A system with good operability makes routine maintenance tasks easy, allowing the operations team to focus on higher-value contributions. We can achieve that by designing a system with:
- Good telemetry: Set up informative and usable monitoring and logging of the system's runtime behaviour and health.
- Good documentation: Document in an easy-to-understand manner such that operators are clear on what they can do and what is the outcome - e.g. "If I do X, Y will happen".
- Good default behaviour: Supply default values and settings for operational/internal tools, but allow operators to override defaults when needed for edge cases.
As a system grows larger, so does its complexity. This makes the system harder to understand by those working on it, which is problematic in many ways, such as:
- Lower productivity: Engineers will take longer to complete tasks because they will have to spend more time understanding what they are working on
- Higher risk of introducing bugs: Engineers are more likely to overlook hidden assumptions and unintended side effects which will cause faults.
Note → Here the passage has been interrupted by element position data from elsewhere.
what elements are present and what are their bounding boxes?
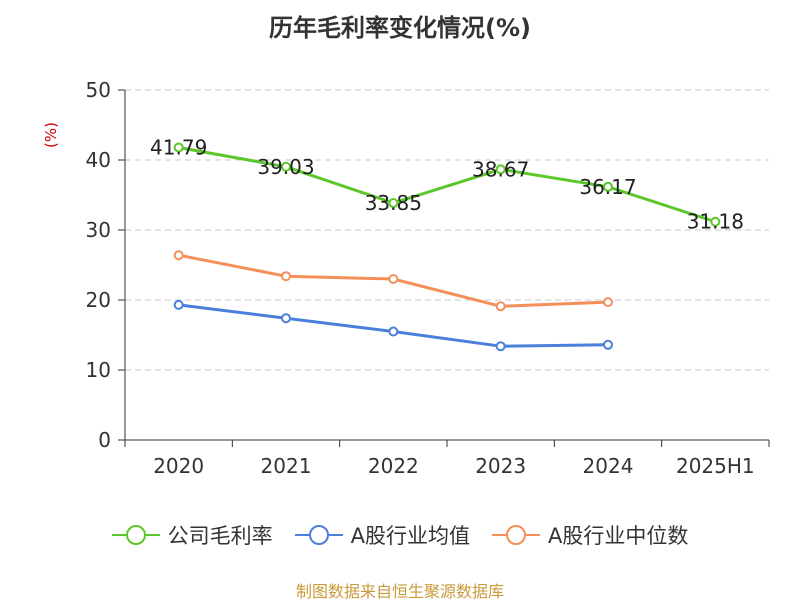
data-point-industry-mean-3 xyxy=(495,341,506,352)
legend-swatch-marker-2 xyxy=(506,525,526,545)
data-point-industry-median-2 xyxy=(388,274,399,284)
data-point-company-1 xyxy=(281,161,291,172)
x-tick-label-2: 2022 xyxy=(368,454,419,478)
legend-swatch-company xyxy=(111,525,160,545)
legend-swatch-industry-median xyxy=(492,525,540,545)
x-tick-label-0: 2020 xyxy=(153,454,204,478)
data-point-company-5 xyxy=(710,216,721,227)
x-tick-label-4: 2024 xyxy=(583,454,634,478)
data-label-company-0: 41.79 xyxy=(150,135,207,159)
x-tick-label-5: 2025H1 xyxy=(676,454,755,478)
data-point-company-3 xyxy=(495,164,506,175)
y-tick-label-0: 0 xyxy=(98,428,111,452)
legend-swatch-industry-mean xyxy=(294,525,343,545)
legend: 公司毛利率 A股行业均值 A股行业中位数 xyxy=(0,520,800,550)
y-tick-label-5: 50 xyxy=(86,78,111,102)
data-label-company-4: 36.17 xyxy=(579,175,636,199)
y-tick-label-4: 40 xyxy=(86,148,111,172)
data-point-company-0 xyxy=(173,142,184,153)
data-point-industry-mean-0 xyxy=(173,299,184,310)
x-tick-label-3: 2023 xyxy=(475,454,526,478)
data-point-industry-mean-4 xyxy=(603,339,613,350)
data-point-company-2 xyxy=(388,198,399,209)
data-point-industry-median-0 xyxy=(173,250,184,261)
line-chart: 0 10 20 30 40 50 2020 2021 2022 2023 2024 2025H1 41.… xyxy=(86,78,770,478)
data-label-company-1: 39.03 xyxy=(257,155,314,179)
data-point-industry-median-4 xyxy=(603,297,613,308)
data-label-company-3: 38.67 xyxy=(472,157,529,181)
legend-label-industry-mean: A股行业均值 xyxy=(350,524,470,548)
series-line-industry-mean xyxy=(178,303,609,348)
data-label-company-5: 31.18 xyxy=(687,210,744,234)
series-line-company xyxy=(178,145,716,224)
legend-label-company: 公司毛利率 xyxy=(167,524,273,548)
data-point-company-4 xyxy=(603,181,613,192)
legend-item-company[interactable]: 公司毛利率 xyxy=(111,520,273,550)
legend-item-industry-median[interactable]: A股行业中位数 xyxy=(492,520,688,550)
legend-item-industry-mean[interactable]: A股行业均值 xyxy=(294,520,470,550)
y-tick-label-2: 20 xyxy=(86,288,111,312)
data-point-industry-mean-1 xyxy=(281,313,291,324)
source-note: 制图数据来自恒生聚源数据库 xyxy=(295,582,504,601)
y-tick-label-1: 10 xyxy=(86,358,111,382)
data-label-company-2: 33.85 xyxy=(365,191,422,215)
legend-swatch-marker-1 xyxy=(308,525,329,545)
y-tick-label-3: 30 xyxy=(86,218,111,242)
data-point-industry-median-3 xyxy=(495,301,506,312)
legend-label-industry-median: A股行业中位数 xyxy=(548,524,689,548)
data-point-industry-median-1 xyxy=(281,271,291,282)
legend-swatch-marker-0 xyxy=(125,525,146,545)
data-point-industry-mean-2 xyxy=(388,326,399,337)
x-tick-label-1: 2021 xyxy=(261,454,312,478)
chart-title: 历年毛利率变化情况(%) xyxy=(269,14,531,42)
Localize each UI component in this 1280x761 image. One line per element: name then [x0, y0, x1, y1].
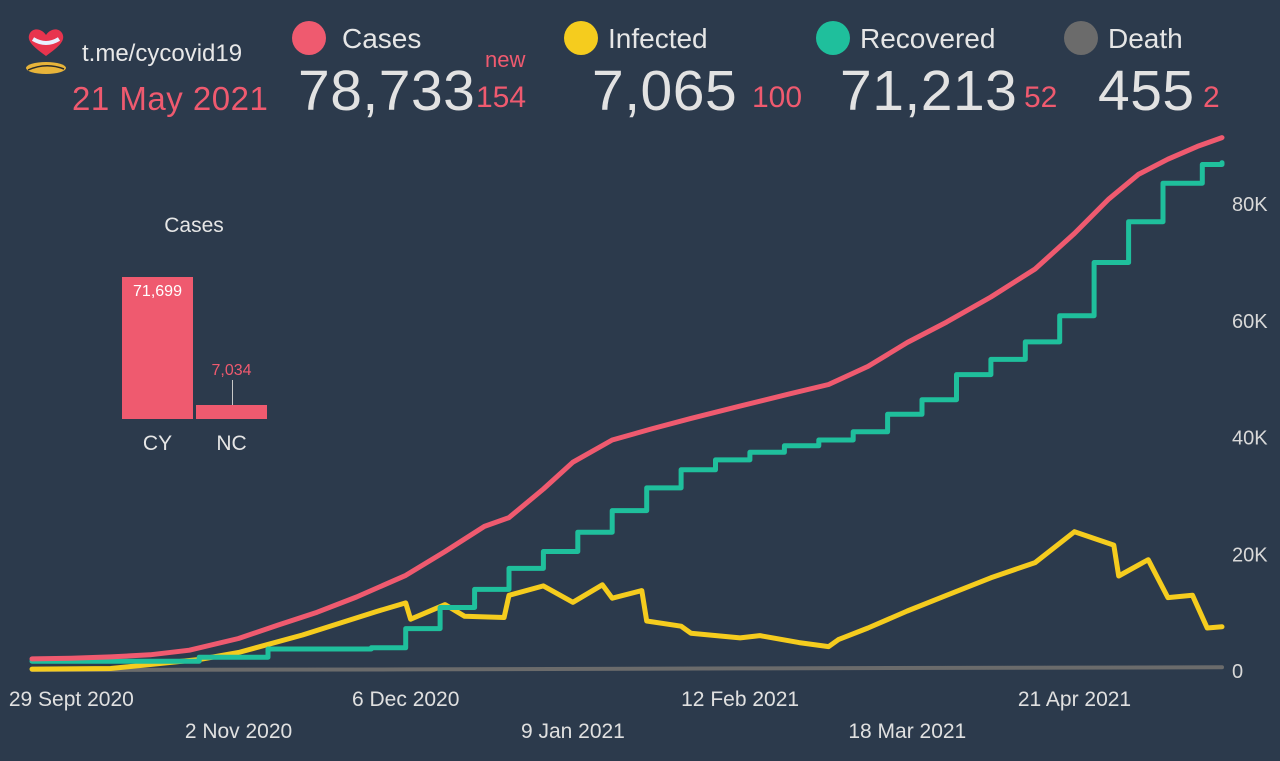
x-tick-label: 6 Dec 2020: [352, 688, 459, 711]
death-label: Death: [1108, 23, 1183, 54]
mini-bar-nc-leader-line: [231, 380, 233, 406]
report-date: 21 May 2021: [72, 80, 269, 117]
mini-bar-cy-category: CY: [142, 432, 173, 455]
cases-new-value: 154: [476, 81, 527, 114]
death-value: 455: [1098, 59, 1195, 123]
x-tick-label: 2 Nov 2020: [185, 720, 292, 743]
channel-link[interactable]: t.me/cycovid19: [82, 40, 243, 67]
x-tick-label: 29 Sept 2020: [9, 688, 134, 711]
y-tick-label: 20K: [1232, 544, 1268, 566]
y-tick-label: 40K: [1232, 428, 1268, 450]
y-tick-label: 60K: [1232, 311, 1268, 333]
recovered-legend-dot: [816, 21, 850, 55]
cases-label: Cases: [342, 23, 422, 54]
series-line-death: [30, 665, 1224, 672]
mini-bar-nc-value: 7,034: [211, 362, 252, 379]
mini-bar-cy: [122, 277, 193, 419]
x-tick-label: 12 Feb 2021: [681, 688, 799, 711]
x-tick-label: 18 Mar 2021: [848, 720, 966, 743]
infected-value: 7,065: [592, 59, 738, 123]
new-caption: new: [485, 47, 526, 72]
channel-logo-icon: [22, 26, 70, 80]
series-line-recovered: [29, 160, 1225, 664]
death-legend-dot: [1064, 21, 1098, 55]
recovered-value: 71,213: [840, 59, 1018, 123]
death-new-value: 2: [1203, 81, 1220, 114]
series-line-infected: [29, 529, 1225, 672]
infected-new-value: 100: [752, 81, 803, 114]
mini-bar-cy-value: 71,699: [133, 283, 182, 300]
y-tick-label: 0: [1232, 661, 1243, 683]
mini-bar-nc: [196, 405, 267, 419]
infected-legend-dot: [564, 21, 598, 55]
recovered-label: Recovered: [860, 23, 996, 54]
mini-chart-title: Cases: [164, 214, 224, 237]
cases-legend-dot: [292, 21, 326, 55]
recovered-new-value: 52: [1024, 81, 1058, 114]
x-tick-label: 21 Apr 2021: [1018, 688, 1131, 711]
y-tick-label: 80K: [1232, 194, 1268, 216]
series-line-cases: [29, 135, 1225, 662]
x-tick-label: 9 Jan 2021: [521, 720, 625, 743]
infected-label: Infected: [608, 23, 708, 54]
cases-value: 78,733: [298, 59, 476, 123]
mini-bar-nc-category: NC: [216, 432, 247, 455]
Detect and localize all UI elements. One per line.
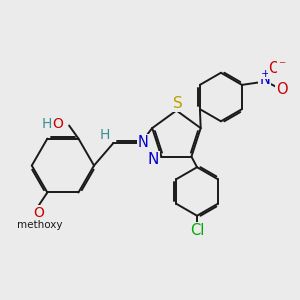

Moseley and Marks define two types of complexity in their paper Out of the Tar Pit:
- Essential Complexity: inherent in the essence of the problem
- Accidental Complexity: anything else which the development team would not have to deal with ideally (e.g. complexity arising from suboptimal language and infrastructure)
While it is inevitable that a system becomes more complex as it grows, we can mitigate it by reducing accidental complexity. We can do so by keeping simplicity in mind when working on the system. One of the best and most common approaches to doing so is by implementing abstractions, which can hide a ton of implementation detail behind a simple-to-understand facade.
It is likely your system's requirements will change due to reasons such as:
- An unanticipated use case emerging
- Business priorities changing
- User requesting new features
The ease at which you evolve your system to meet the new requirements depends heavily on its simplicity. The easier it is to understand your system, the easier it would be to modify it.